Тот до последнего стоял и ждал, пока они отъедут.

— Семеновская большая, — озорно стрельнула в нее игривыми глазищами таксистка. — Куда конкретно?

— Я не знаю, — призналась она. — Там есть палатки какие-то, где, ну, сигареты там продаются, вода, что-то еще. Вот мне туда.

— А-а-а, понятно. Значит, высажу тебя в самом начале, а потом пешочком. Ибо палаток этих там, что у дурака махорки — на каждом шагу. Едем?

— Едем, — обреченно всплеснула руками Жанна.

На каждом шагу так на каждом шагу. Значит, пройдет весь свой путь шаг за шагом, раз уж решила его пройти. Не оставлять же, в самом деле, эту затею, хотя бы даже из любопытства.

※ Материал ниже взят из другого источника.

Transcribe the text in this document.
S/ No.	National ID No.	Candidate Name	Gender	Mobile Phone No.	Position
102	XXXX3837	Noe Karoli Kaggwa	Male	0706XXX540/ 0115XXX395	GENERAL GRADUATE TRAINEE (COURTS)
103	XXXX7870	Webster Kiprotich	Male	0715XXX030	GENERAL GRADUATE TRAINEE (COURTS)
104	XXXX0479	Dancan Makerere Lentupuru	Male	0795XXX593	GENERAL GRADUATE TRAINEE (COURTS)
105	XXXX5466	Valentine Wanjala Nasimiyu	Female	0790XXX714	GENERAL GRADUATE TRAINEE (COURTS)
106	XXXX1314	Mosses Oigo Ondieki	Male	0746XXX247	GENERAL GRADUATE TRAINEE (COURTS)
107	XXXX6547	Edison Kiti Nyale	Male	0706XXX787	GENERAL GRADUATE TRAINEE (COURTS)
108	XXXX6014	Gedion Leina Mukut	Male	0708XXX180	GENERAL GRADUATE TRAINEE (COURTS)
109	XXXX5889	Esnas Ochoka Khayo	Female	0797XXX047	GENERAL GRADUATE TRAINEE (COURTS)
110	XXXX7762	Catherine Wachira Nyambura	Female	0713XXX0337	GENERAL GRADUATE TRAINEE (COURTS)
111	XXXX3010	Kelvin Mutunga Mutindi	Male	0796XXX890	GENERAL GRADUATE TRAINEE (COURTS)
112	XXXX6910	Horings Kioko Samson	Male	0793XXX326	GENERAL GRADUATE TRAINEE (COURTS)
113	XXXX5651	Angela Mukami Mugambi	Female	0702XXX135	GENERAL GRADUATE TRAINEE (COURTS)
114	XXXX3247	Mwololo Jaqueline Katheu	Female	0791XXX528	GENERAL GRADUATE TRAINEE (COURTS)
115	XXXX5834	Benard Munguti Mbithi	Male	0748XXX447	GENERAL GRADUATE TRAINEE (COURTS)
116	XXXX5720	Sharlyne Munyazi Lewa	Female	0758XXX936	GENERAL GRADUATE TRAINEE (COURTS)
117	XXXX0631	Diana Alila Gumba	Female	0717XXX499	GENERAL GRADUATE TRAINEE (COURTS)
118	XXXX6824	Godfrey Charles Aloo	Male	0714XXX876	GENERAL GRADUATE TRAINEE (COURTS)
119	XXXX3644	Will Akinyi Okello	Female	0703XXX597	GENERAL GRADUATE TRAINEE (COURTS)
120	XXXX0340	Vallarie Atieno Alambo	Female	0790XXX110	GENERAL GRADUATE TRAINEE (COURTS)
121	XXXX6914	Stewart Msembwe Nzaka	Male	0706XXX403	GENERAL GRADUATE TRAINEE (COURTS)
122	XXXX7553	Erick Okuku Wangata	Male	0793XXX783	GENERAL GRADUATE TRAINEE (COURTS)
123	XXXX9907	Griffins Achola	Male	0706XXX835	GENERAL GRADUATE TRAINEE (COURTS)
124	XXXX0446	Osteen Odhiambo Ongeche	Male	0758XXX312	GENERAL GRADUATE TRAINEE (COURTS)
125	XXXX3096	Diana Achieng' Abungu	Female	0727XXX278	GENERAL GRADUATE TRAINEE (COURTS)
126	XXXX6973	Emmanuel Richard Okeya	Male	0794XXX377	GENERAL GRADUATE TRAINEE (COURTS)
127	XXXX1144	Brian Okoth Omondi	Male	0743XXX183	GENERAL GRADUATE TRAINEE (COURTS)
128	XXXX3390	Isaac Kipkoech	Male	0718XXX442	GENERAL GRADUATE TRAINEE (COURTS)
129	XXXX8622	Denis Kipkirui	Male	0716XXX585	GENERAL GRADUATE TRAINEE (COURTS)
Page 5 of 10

Чем же таким могла пленить ее Женьку эта молодая девчонка?! Что в ней оказалось такого, чего не было в ней, Жанне?

Глава 13

Он поехал по адресу, что прочирикала ему малолетняя милиционерка, сразу же с вокзала. Можно было пройтись пешочком, мельком осмотреть город, раз уж судьбой было велено забросить его именно сюда. Можно было снять номер в гостинице, принять душ, наконец, и поменять рубашку, но Щукин пренебрег всеми этими отсрочками.

Зачем? Для чего? Что смогут изменить эти лишние час, полтора, потраченные на препирательство с измотанной ночным дежурством администраторшей, которая ни за какие деньги не поселит его в отдельном номере. И не потому, что номера нет, а просто так, из вредности. И станет совать ему ключи от душной конуры с тремя койками вдоль стен, и уговаривать, и врать, что это единственное свободное место и там ему будет очень удобно.

Не станет. Ему теперь нигде и ни при каких условиях не станет удобно. После всего, что натворила Тамарка, ему теперь лишь одни удобства уготованы — на небесах.